2019 Connecticut General Statutes
Title 38a - Insurance
Chapter 700c - Health Insurance
Section 38a-513d - Insurers prohibited from issuing policy with limited coverage to employer as replacement for a comprehensive health insurance plan. Disclosure required in policy providing limited coverage. Limited coverage defined.

Universal Citation: CT Gen Stat § 38a-513d (2019)

(a) No insurer, health care center, hospital service corporation, medical service corporation or other entity delivering, issuing for delivery, renewing, continuing or amending any group health insurance policy in this state on or after January 1, 2008, shall deliver or issue for delivery in this state any policy providing limited coverage to any employer as a replacement for a comprehensive health insurance plan for its employees.

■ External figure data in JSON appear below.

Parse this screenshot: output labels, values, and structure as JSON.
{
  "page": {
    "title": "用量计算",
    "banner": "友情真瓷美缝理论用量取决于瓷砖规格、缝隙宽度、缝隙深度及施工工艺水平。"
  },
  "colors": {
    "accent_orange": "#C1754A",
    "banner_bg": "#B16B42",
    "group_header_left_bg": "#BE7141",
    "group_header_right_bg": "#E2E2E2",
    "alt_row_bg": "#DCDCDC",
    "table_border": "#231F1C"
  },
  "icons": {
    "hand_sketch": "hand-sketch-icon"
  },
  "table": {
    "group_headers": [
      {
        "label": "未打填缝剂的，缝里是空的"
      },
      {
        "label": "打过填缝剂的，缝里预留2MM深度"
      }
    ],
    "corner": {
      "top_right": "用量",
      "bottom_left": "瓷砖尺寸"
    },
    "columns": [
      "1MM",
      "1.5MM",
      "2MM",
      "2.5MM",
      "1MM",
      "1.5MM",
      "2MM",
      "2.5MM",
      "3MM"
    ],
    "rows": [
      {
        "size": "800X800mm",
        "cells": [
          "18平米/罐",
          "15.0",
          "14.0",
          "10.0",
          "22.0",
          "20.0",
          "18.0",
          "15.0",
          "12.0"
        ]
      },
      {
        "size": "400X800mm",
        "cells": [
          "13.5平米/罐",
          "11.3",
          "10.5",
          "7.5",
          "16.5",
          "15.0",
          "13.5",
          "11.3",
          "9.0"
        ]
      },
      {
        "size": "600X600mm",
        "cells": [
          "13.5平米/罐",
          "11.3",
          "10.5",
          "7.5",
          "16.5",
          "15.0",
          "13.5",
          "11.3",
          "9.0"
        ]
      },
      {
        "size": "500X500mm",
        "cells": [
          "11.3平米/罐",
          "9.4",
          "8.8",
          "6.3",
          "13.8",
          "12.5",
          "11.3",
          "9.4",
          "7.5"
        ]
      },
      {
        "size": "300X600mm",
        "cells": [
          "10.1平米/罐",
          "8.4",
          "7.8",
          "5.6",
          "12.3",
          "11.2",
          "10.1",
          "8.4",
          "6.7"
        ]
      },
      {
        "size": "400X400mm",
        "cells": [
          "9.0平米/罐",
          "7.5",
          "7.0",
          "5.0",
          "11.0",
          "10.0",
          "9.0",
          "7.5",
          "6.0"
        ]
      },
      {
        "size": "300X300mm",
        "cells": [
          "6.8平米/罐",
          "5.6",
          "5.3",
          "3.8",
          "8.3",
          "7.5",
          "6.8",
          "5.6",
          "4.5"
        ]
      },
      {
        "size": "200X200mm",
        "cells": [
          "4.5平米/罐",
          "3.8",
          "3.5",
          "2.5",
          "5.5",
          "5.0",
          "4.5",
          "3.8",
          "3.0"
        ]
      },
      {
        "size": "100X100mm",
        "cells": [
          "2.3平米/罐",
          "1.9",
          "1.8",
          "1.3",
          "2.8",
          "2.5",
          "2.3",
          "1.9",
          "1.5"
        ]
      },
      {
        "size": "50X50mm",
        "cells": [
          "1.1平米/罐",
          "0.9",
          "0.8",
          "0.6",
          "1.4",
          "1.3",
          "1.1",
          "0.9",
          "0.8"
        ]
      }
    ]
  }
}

(b) Each group health insurance policy, subscriber contract or certificate of coverage delivered or issued for delivery in this state on or after January 1, 2008, that provides limited coverage, and any marketing material, application for coverage and enrollment material relative to such policy, contract or certificate, shall include the following statement printed in capital letters in not less than twelve-point boldface type and located in a conspicuous manner on such document:

“THIS LIMITED HEALTH BENEFITS PLAN DOES NOT PROVIDE COMPREHENSIVE MEDICAL COVERAGE. IT IS A BASIC OR LIMITED BENEFITS POLICY AND IS NOT INTENDED TO COVER ALL MEDICAL EXPENSES. THIS PLAN IS NOT DESIGNED TO COVER THE COSTS OF SERIOUS OR CHRONIC ILLNESS. IT CONTAINS SPECIFIC DOLLAR LIMITS THAT WILL BE PAID FOR MEDICAL SERVICES WHICH MAY NOT BE EXCEEDED. IF THE COST OF SERVICES EXCEEDS THOSE LIMITS, THE BENEFICIARY AND NOT THE INSURER IS RESPONSIBLE FOR PAYMENT OF THE EXCESS AMOUNTS. THE SPECIFIC DOLLAR LIMITS ARE AS FOLLOWS: (INSURER TO SPECIFY SUCH AMOUNTS).”

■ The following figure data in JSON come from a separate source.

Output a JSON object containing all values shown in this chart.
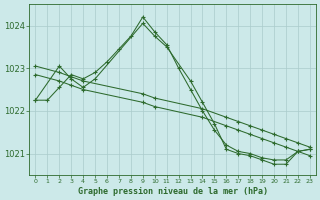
{
  "title": "Graphe pression niveau de la mer (hPa)",
  "background_color": "#cce9e9",
  "grid_color": "#aacccc",
  "line_color": "#2d6a2d",
  "marker": "+",
  "xlim": [
    -0.5,
    23.5
  ],
  "ylim": [
    1020.5,
    1024.5
  ],
  "yticks": [
    1021,
    1022,
    1023,
    1024
  ],
  "xticks": [
    0,
    1,
    2,
    3,
    4,
    5,
    6,
    7,
    8,
    9,
    10,
    11,
    12,
    13,
    14,
    15,
    16,
    17,
    18,
    19,
    20,
    21,
    22,
    23
  ],
  "series": [
    {
      "x": [
        0,
        1,
        2,
        3,
        4,
        5,
        6,
        7,
        8,
        9,
        10,
        11,
        12,
        13,
        14,
        15,
        16,
        17,
        18,
        19,
        20,
        21,
        22,
        23
      ],
      "y": [
        1022.25,
        1022.25,
        1022.55,
        1022.85,
        1022.75,
        1022.9,
        1023.15,
        1023.45,
        1023.75,
        1024.2,
        1023.85,
        1023.55,
        1023.0,
        1022.5,
        1022.0,
        1021.55,
        1021.2,
        1021.05,
        1021.0,
        1020.9,
        1020.85,
        1020.85,
        1021.05,
        1021.1
      ]
    },
    {
      "x": [
        0,
        2,
        3,
        4,
        9,
        10,
        14,
        16,
        17,
        18,
        19,
        20,
        21,
        22,
        23
      ],
      "y": [
        1023.05,
        1022.9,
        1022.8,
        1022.7,
        1022.4,
        1022.3,
        1022.05,
        1021.85,
        1021.75,
        1021.65,
        1021.55,
        1021.45,
        1021.35,
        1021.25,
        1021.15
      ]
    },
    {
      "x": [
        0,
        2,
        3,
        4,
        9,
        10,
        14,
        16,
        17,
        18,
        19,
        20,
        21,
        22,
        23
      ],
      "y": [
        1022.85,
        1022.7,
        1022.6,
        1022.5,
        1022.2,
        1022.1,
        1021.85,
        1021.65,
        1021.55,
        1021.45,
        1021.35,
        1021.25,
        1021.15,
        1021.05,
        1020.95
      ]
    },
    {
      "x": [
        0,
        2,
        3,
        4,
        5,
        9,
        10,
        11,
        13,
        14,
        15,
        16,
        17,
        18,
        19,
        20,
        21,
        22,
        23
      ],
      "y": [
        1022.25,
        1023.05,
        1022.75,
        1022.55,
        1022.75,
        1024.05,
        1023.75,
        1023.5,
        1022.7,
        1022.2,
        1021.7,
        1021.1,
        1021.0,
        1020.95,
        1020.85,
        1020.75,
        1020.75,
        1021.05,
        1021.1
      ]
    }
  ]
}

(c) For the purposes of this section, “limited coverage” means an insurance policy providing coverage of the type specified in subdivisions (1), (2), (4), (11) and (12) of section 38a-469 that contains an annual maximum benefit of less than one hundred thousand dollars or fixed dollar benefits of less than twenty thousand dollars on any core services. For the purpose of this section, “core services” means medical, surgical and hospital services, including inpatient and outpatient physician, laboratory and imaging services.

(P.A. 07-96, S. 2; P.A. 08-147, S. 12.)

History: P.A. 07-96 effective July 1, 2007; P.A. 08-147 redefined “limited coverage” in Subsec. (c) to specify fixed dollar benefits of less than $20,000 on any core services.

See Sec. 38a-482b for similar provisions re individual policies.